Ветер перемен веял все заметней. Фигура лектора в облитом пивом пиджаке становилась одиозной. И приходилось на лекции вместо рассказа о преимуществах старого планирования сверху, конечно, с некоторой местной инициативой (в рамках дозволенного инструкцией), оправдываться и излагать свой собственный путь, который почему-то не оправдал надежд и планов, уклонился в сторону, и жизнь лектора стала неуправляемой:

— Я был молод, талантлив и подавал надежды, — говорил Галкин-старший с кафедры, оглядываясь на дверь — нет ли профессора, — мои рефераты, как образец, вывешивались на кафедре, и даже публиковались в вестнике института…

По нынешним понятиям в те годы у студентов процветала зубрежка и начетничество, когда всякое печатное слово воспринималось, как закон и само совершенство, не положено было сомневаться. Галкин слышал, что о годах культа в толстых журналах что-то пишут интересное, просто захватывающее, студенты зачитывают до дыр, но перестроиться не мог. Нужно было время и силы. Ни того, ни другого у него не осталось. Впрочем, как и у профессора с доцентом. Те хоть обзавелись дачами, машинами, хозяйством и чувствовали себя спокойно. Галкин был гол, как сокол, и перестройка отнимала у него последнюю радость.

Облитый пивом пиджак зачеркивал лекцию, в зале хихикали:

— Алкоголь губит талант, губит жизнь, — резюмировал кто-то с ехидцей, — как вы считаете, товарищ лектор?

Галкин молчал. Что сказать?

Как всякий алкоголик, Галкин готов был искать причины своих неудач в злом умысле сослуживцев. И в самом деле, что это за ученые, если доцент с топором кидается на своего профессора. И из-за чего?! Смешно сказать.

И все же аналитический ум держал Галкина-старшего в узде, он способен был взглянуть на себя критически. И тогда ему хотелось бежать с кафедры, из института, бежать от самого себя…

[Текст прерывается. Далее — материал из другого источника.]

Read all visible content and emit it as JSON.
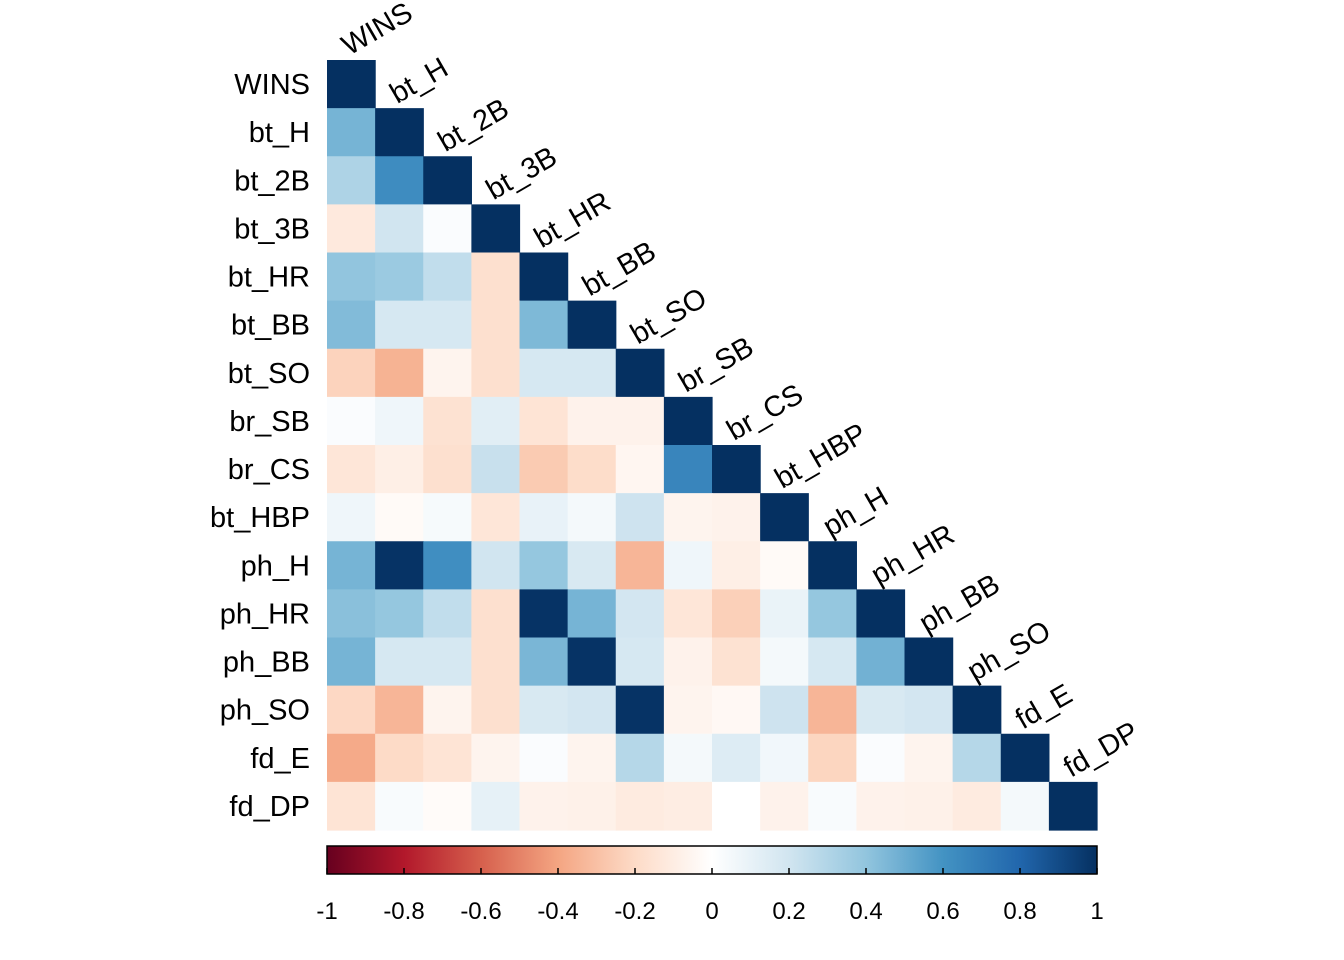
{
  "chart_data": {
    "type": "heatmap",
    "layout": "lower-triangle correlation matrix",
    "title": "",
    "variables": [
      "WINS",
      "bt_H",
      "bt_2B",
      "bt_3B",
      "bt_HR",
      "bt_BB",
      "bt_SO",
      "br_SB",
      "br_CS",
      "bt_HBP",
      "ph_H",
      "ph_HR",
      "ph_BB",
      "ph_SO",
      "fd_E",
      "fd_DP"
    ],
    "matrix": [
      [
        1
      ],
      [
        0.47,
        1
      ],
      [
        0.31,
        0.63,
        1
      ],
      [
        -0.12,
        0.2,
        0.02,
        1
      ],
      [
        0.4,
        0.37,
        0.25,
        -0.17,
        1
      ],
      [
        0.44,
        0.18,
        0.18,
        -0.17,
        0.45,
        1
      ],
      [
        -0.23,
        -0.35,
        -0.06,
        -0.17,
        0.18,
        0.18,
        1
      ],
      [
        0.02,
        0.07,
        -0.16,
        0.13,
        -0.15,
        -0.07,
        -0.07,
        1
      ],
      [
        -0.14,
        -0.09,
        -0.17,
        0.23,
        -0.26,
        -0.19,
        -0.05,
        0.66,
        1
      ],
      [
        0.07,
        -0.03,
        0.04,
        -0.14,
        0.1,
        0.05,
        0.21,
        -0.06,
        -0.07,
        1
      ],
      [
        0.47,
        0.99,
        0.62,
        0.2,
        0.39,
        0.17,
        -0.34,
        0.07,
        -0.09,
        -0.03,
        1
      ],
      [
        0.42,
        0.39,
        0.25,
        -0.17,
        0.99,
        0.47,
        0.19,
        -0.14,
        -0.24,
        0.09,
        0.39,
        1
      ],
      [
        0.47,
        0.18,
        0.18,
        -0.17,
        0.46,
        0.99,
        0.18,
        -0.07,
        -0.16,
        0.05,
        0.18,
        0.48,
        1
      ],
      [
        -0.21,
        -0.34,
        -0.06,
        -0.17,
        0.17,
        0.19,
        0.99,
        -0.06,
        -0.04,
        0.21,
        -0.34,
        0.17,
        0.19,
        1
      ],
      [
        -0.38,
        -0.2,
        -0.15,
        -0.06,
        0.02,
        -0.06,
        0.29,
        0.05,
        0.15,
        0.06,
        -0.22,
        0.02,
        -0.06,
        0.29,
        1
      ],
      [
        -0.15,
        0.03,
        -0.02,
        0.11,
        -0.07,
        -0.08,
        -0.11,
        -0.1,
        0.0,
        -0.07,
        0.03,
        -0.07,
        -0.08,
        -0.11,
        0.05,
        1
      ]
    ],
    "colorbar": {
      "range": [
        -1,
        1
      ],
      "ticks": [
        "-1",
        "-0.8",
        "-0.6",
        "-0.4",
        "-0.2",
        "0",
        "0.2",
        "0.4",
        "0.6",
        "0.8",
        "1"
      ],
      "orientation": "horizontal",
      "placement": "bottom"
    },
    "palette": [
      "#67001F",
      "#B2182B",
      "#D6604D",
      "#F4A582",
      "#FDDBC7",
      "#FFFFFF",
      "#D1E5F0",
      "#92C5DE",
      "#4393C3",
      "#2166AC",
      "#053061"
    ]
  }
}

У Галкина тряслись и мокли от волнения руки, походка была нетвердой и такой он, действительно, никому был не нужен. В первую очередь студентам. Хотя кто-то, быть может из подверженных тайно страсти к алкоголю, советовал с улыбкой опохмелиться…

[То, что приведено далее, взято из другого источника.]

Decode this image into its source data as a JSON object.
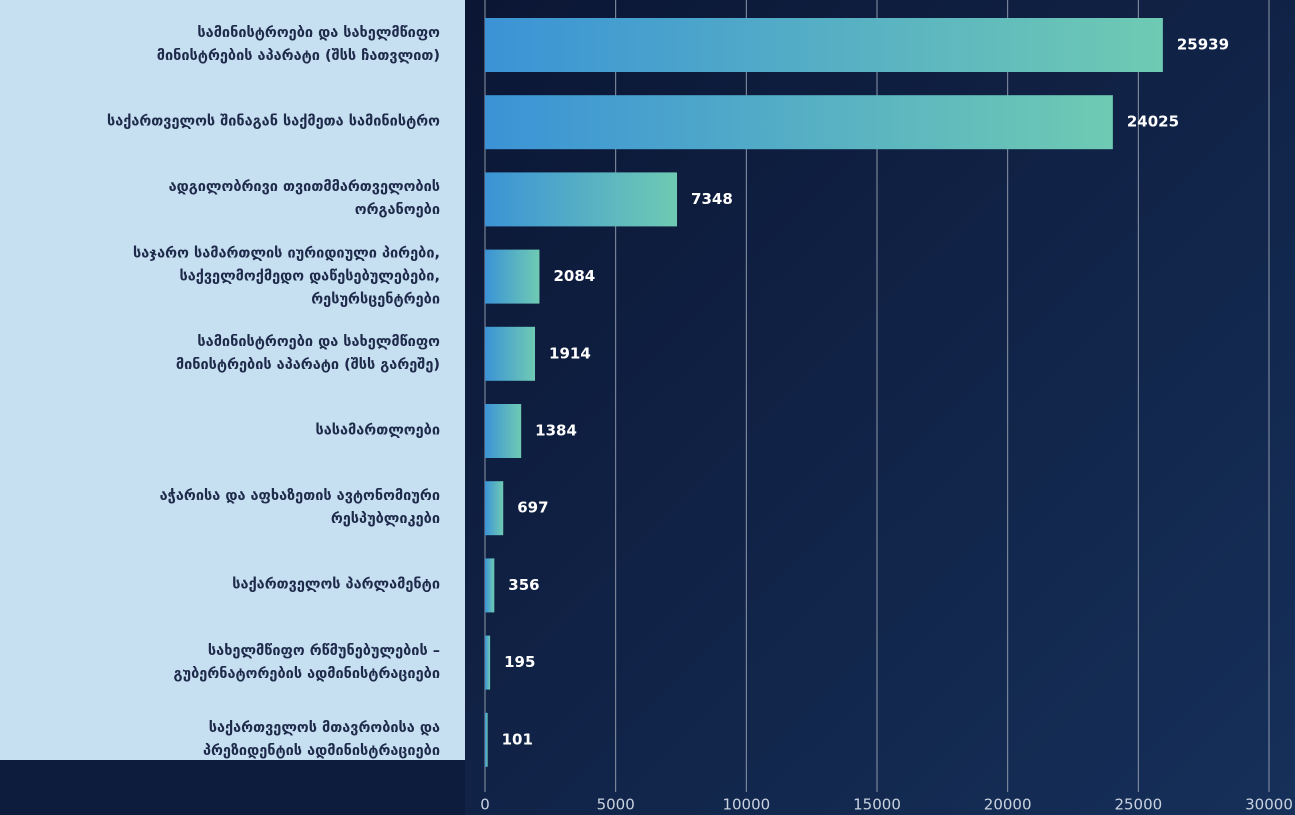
{
  "chart_data": {
    "type": "bar",
    "orientation": "horizontal",
    "categories": [
      "სამინისტროები და სახელმწიფო\nმინისტრების აპარატი (შსს ჩათვლით)",
      "საქართველოს შინაგან საქმეთა სამინისტრო",
      "ადგილობრივი თვითმმართველობის\nორგანოები",
      "საჯარო სამართლის იურიდიული პირები,\nსაქველმოქმედო დაწესებულებები,\nრესურსცენტრები",
      "სამინისტროები და სახელმწიფო\nმინისტრების აპარატი (შსს გარეშე)",
      "სასამართლოები",
      "აჭარისა და აფხაზეთის ავტონომიური\nრესპუბლიკები",
      "საქართველოს პარლამენტი",
      "სახელმწიფო რწმუნებულების –\nგუბერნატორების ადმინისტრაციები",
      "საქართველოს მთავრობისა და\nპრეზიდენტის ადმინისტრაციები"
    ],
    "values": [
      25939,
      24025,
      7348,
      2084,
      1914,
      1384,
      697,
      356,
      195,
      101
    ],
    "color_start": "#3b93d6",
    "color_end": "#6fcab3",
    "xlim": [
      0,
      30000
    ],
    "xticks": [
      0,
      5000,
      10000,
      15000,
      20000,
      25000,
      30000
    ],
    "grid": true
  }
}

Легко сказать. На деле это значит — занять очередь в середине дня на виду у всей улицы, два часа торчать на солнцепеке…

К тому же кончились деньги и продать было нечего. Лектор сел на мель и мог рассчитывать только на сына.

* * *

Расчет новичкам выдавали не в кассе, как всем, а в красном уголке, под цветы и музыку, чтобы запомнили на всю жизнь. Материальное плюс моральное, а также музыкальное. Шик! Заводу это ничего не стоило, музыканты свои, цеховые. В расчет новичкам выдавали пустяки, о которых говорить не хочется: тридцать семь рублей с копейками…

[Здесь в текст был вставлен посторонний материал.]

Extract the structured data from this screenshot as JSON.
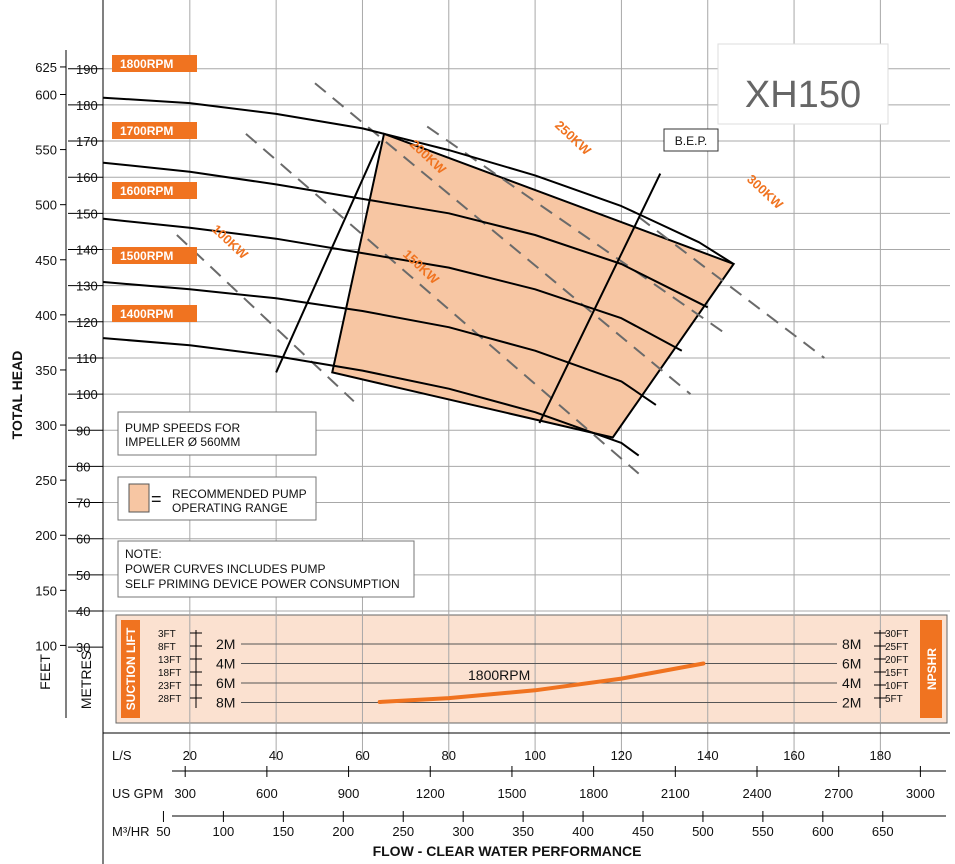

— Несовершеннолетним больше нельзя, — объяснил озабоченный главбух, — такое у нас правило. Чтобы не приучать к деньгам. Дай больше — пропал человек…

Из одиннадцати новичков осталось пять: остальные подались на сторону за длинным рублем. Петя Чернышев клепал коньки и сумочки в бытремонте и через эти пустячки имел сказочный навар — тридцатку в смену! Коля Туманов слесарил в автосервисе и с ходу обзавелся побитыми «Жигулями». Оставалось восстановить и покрасить. Зойка летала в аэрофлоте в Грузию, рассказывала: чаевые там — сказка… И мужчины ничего себе.

— Что и говорить, — прервал мысли Галкина Леша-комсорг, — судьба сбежавших из рабочего коллектива будет печальной…

Сувениры Леша поделил между оставшимися. Галкин ему не внушал опасений, хотя исхудал и обносился. По всему видать, не собирался сбежать за легкой жизнью в автосервис.

Вернувшись в цех после чествования, Галкин вместо благодарности закрутил пыль столбом и погнал ее в атаку на кабинеты администрации, подозревая неуважение с ее стороны к своему труду. Направление оказалось верным: пыль проникла в кабинеты и улеглась на руководящие головы. В тот же час стала предметом горячего обсуждения и полемики, хотя в цехе лежала годами и возражений не вызывала у администрации.

— Откуда дым? Где-то горит, товарищи?! Вы чувствуете? — втянул пыль, зачихав, специалист по кузнечным машинам Максютин. Он зажмурился и бросил на время дышать, чтобы не получить отравления, поскольку слышал, что новейшие отделочные материалы из пластмассы выделяют газы…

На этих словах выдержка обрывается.